Auf 600 000 Euro beliefen sich die Gesamtbaukosten, wie Bürgermeister Dr. Julien Neubert beim Pressetermin vor Ort erläuterte. Allerdings kam die Kommune in den Genuss einer Landesförderung für Infrastrukturmaßnahmen im ländlichen Raum in Höhe von 325 000 Euro. Ein ordentlicher Batzen, wenn man berücksichtigt, dass für ganz Hessen aus diesem Programm pro Jahr nur zweieinhalb Millionen Euro zur Verfügung stehen, wie Ralf Ufer vom Amt für Bodenmanagement in Marburg erläuterte. Und es sei auch nicht das erste Mal. Bereits 2020 flossen aus eben jenem Fördertopf 500 000 Euro in die Stadt an der Wetter.

Weitere Projekte im Fokus

Die beiden neuen Brückenbauwerke mit einer Spannweite von fünf Metern und einer Fahrbahnbreite von 4,50 Metern, die im Abstand von rund 600 Metern über den Weidgraben führen, bestehen aus Beton-Fertigteilen. Deren Installation per Autokran dauerte jeweils nur einen Tag. Dennoch seien die Bauarbeiten nicht unproblematisch gewesen, so Neubert.

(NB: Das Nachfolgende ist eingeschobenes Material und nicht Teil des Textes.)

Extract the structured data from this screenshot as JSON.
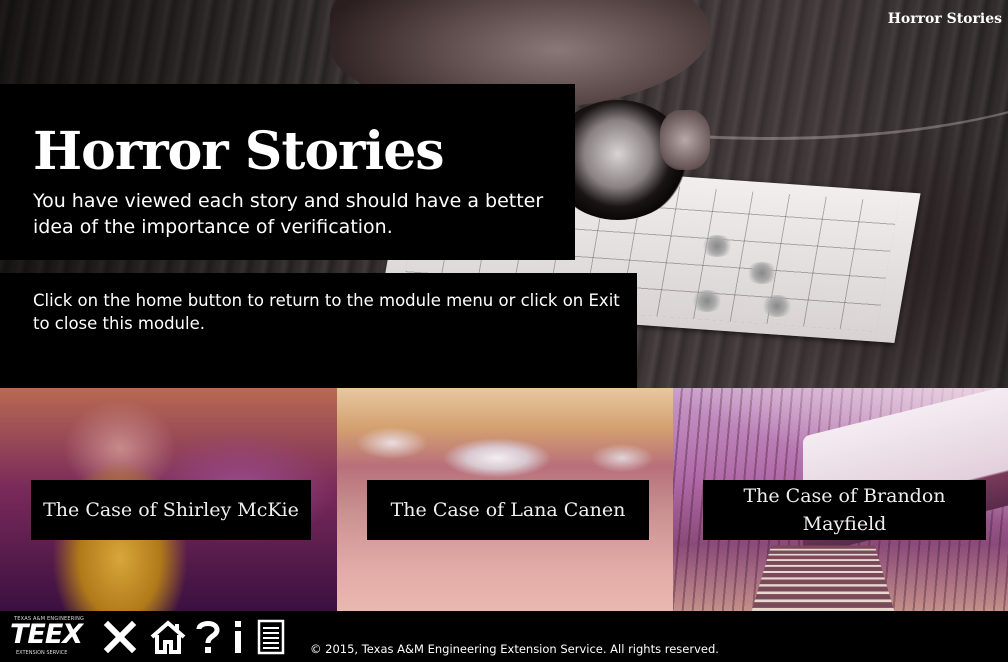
{
  "header": {
    "corner_title": "Horror Stories"
  },
  "hero": {
    "title": "Horror Stories",
    "summary": "You have viewed each story and should have a better idea of the importance of verification.",
    "instructions": "Click on the home button to return to the module menu or click on Exit to close this module."
  },
  "cases": [
    {
      "label": "The Case of Shirley McKie"
    },
    {
      "label": "The Case of Lana Canen"
    },
    {
      "label": "The Case of Brandon Mayfield"
    }
  ],
  "footer": {
    "logo": {
      "top_text": "TEXAS A&M ENGINEERING",
      "main_text": "TEEX",
      "bottom_text": "EXTENSION SERVICE"
    },
    "buttons": [
      {
        "name": "exit",
        "icon": "close-icon"
      },
      {
        "name": "home",
        "icon": "home-icon"
      },
      {
        "name": "help",
        "icon": "question-icon"
      },
      {
        "name": "info",
        "icon": "info-icon"
      },
      {
        "name": "glossary",
        "icon": "document-icon"
      }
    ],
    "copyright": "© 2015, Texas A&M Engineering Extension Service. All rights reserved."
  }
}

Zum einen, weil in dem »ökologisch wertvollen Gebiet« Natur-, Wasser- und Landschaftsschutz zu berücksichtigen sind, was eine ökologische Baubegleitung notwendig machte. Zum anderen, weil es sich bei der Feldgemarkung um ein Überschwemmungsgebiet handelt.

Letzteres wurde bei den Erdarbeiten deutlich, als die ausführende Baufirma wegen vermehrter Regenereignisse im Juni und Juli mit einem Einstau im Weidgraben zu kämpfen hatte. Das geplante Zeitfenster - der Bau dauerte von Juni bis Oktober - konnte laut Neubert aber eingehalten werden.

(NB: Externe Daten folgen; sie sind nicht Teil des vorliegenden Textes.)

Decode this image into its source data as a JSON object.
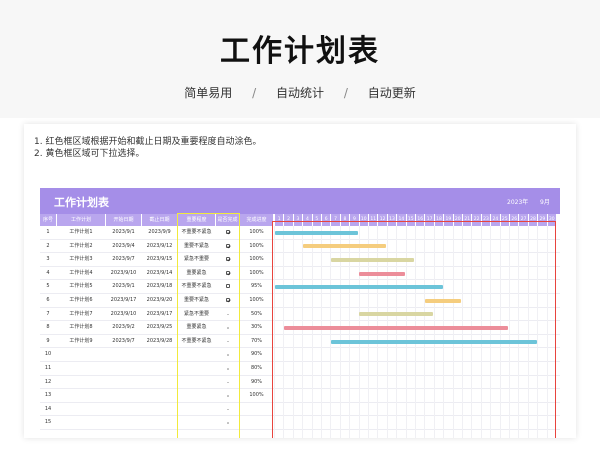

Von der Fertigstellung profitieren nun vor allem Landwirte und der Wasserverband Nidda als Betreiber des Regenrückhaltebeckens. Denn eine der beiden Brücken war drei Jahre lang komplett für den Verkehr gesperrt, die andere für Fahrzeuge über 3,5 Tonnen. Aber auch Spaziergängern und Radfahrern kommen die Neubauten zugute.

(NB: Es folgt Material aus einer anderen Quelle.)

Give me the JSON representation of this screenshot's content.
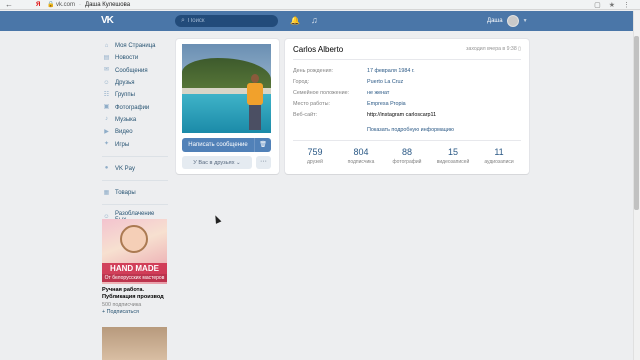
{
  "browser": {
    "back": "←",
    "yandex": "Я",
    "url": "vk.com",
    "page_title": "Даша Кулешова",
    "icons": [
      "bookmark-icon",
      "star-icon",
      "menu-icon"
    ]
  },
  "header": {
    "logo": "VK",
    "search_placeholder": "Поиск",
    "user_name": "Даша"
  },
  "sidebar": {
    "items": [
      {
        "icon": "home-icon",
        "label": "Моя Страница"
      },
      {
        "icon": "news-icon",
        "label": "Новости"
      },
      {
        "icon": "messages-icon",
        "label": "Сообщения"
      },
      {
        "icon": "friends-icon",
        "label": "Друзья"
      },
      {
        "icon": "groups-icon",
        "label": "Группы"
      },
      {
        "icon": "photos-icon",
        "label": "Фотографии"
      },
      {
        "icon": "music-icon",
        "label": "Музыка"
      },
      {
        "icon": "video-icon",
        "label": "Видео"
      },
      {
        "icon": "games-icon",
        "label": "Игры"
      }
    ],
    "extra": [
      {
        "icon": "vkpay-icon",
        "label": "VK Pay"
      },
      {
        "icon": "goods-icon",
        "label": "Товары"
      },
      {
        "icon": "community-icon",
        "label": "Разоблачение Бых..."
      }
    ],
    "ad": {
      "banner_text": "HAND MADE",
      "banner_subtext": "От белорусских мастеров",
      "title": "Ручная работа. Публикация производ",
      "subtitle": "500 подписчика",
      "subscribe": "+ Подписаться"
    }
  },
  "profile": {
    "message_button": "Написать сообщение",
    "friends_button": "У Вас в друзьях ⌄",
    "more_button": "···",
    "name": "Carlos Alberto",
    "online": "заходил вчера в 9:38 ▯",
    "fields": [
      {
        "key": "День рождения:",
        "value": "17 февраля 1984 г."
      },
      {
        "key": "Город:",
        "value": "Puerto La Cruz"
      },
      {
        "key": "Семейное положение:",
        "value": "не женат"
      },
      {
        "key": "Место работы:",
        "value": "Empresa Propia"
      },
      {
        "key": "Веб-сайт:",
        "value": "http://instagram carloscarp11"
      }
    ],
    "show_more": "Показать подробную информацию",
    "counters": [
      {
        "value": "759",
        "label": "друзей"
      },
      {
        "value": "804",
        "label": "подписчика"
      },
      {
        "value": "88",
        "label": "фотографий"
      },
      {
        "value": "15",
        "label": "видеозаписей"
      },
      {
        "value": "11",
        "label": "аудиозаписи"
      }
    ]
  },
  "colors": {
    "header_bg": "#4a76a8",
    "link": "#2a5885",
    "button": "#5181b8",
    "page_bg": "#edeef0"
  }
}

Die Unterhaltung ihrer Brücken wird die Stadt Lich auch in Zukunft beschäftigen. Für 2022 hat der Bürgermeister bereits andere Projekte im Blick: die Planung eines Neubaus im Gottesackertal in Kloster Arnsburg sowie den Bau einer Brücke über den Welsbach bei Hof-Güll. Die Kosten für letztere schätzt Neubert auf rund 400 000 Euro. Diesmal allerdings kann er nicht mit einer Finanzspritze rechnen. Der Förderantrag wurde bereits abgelehnt.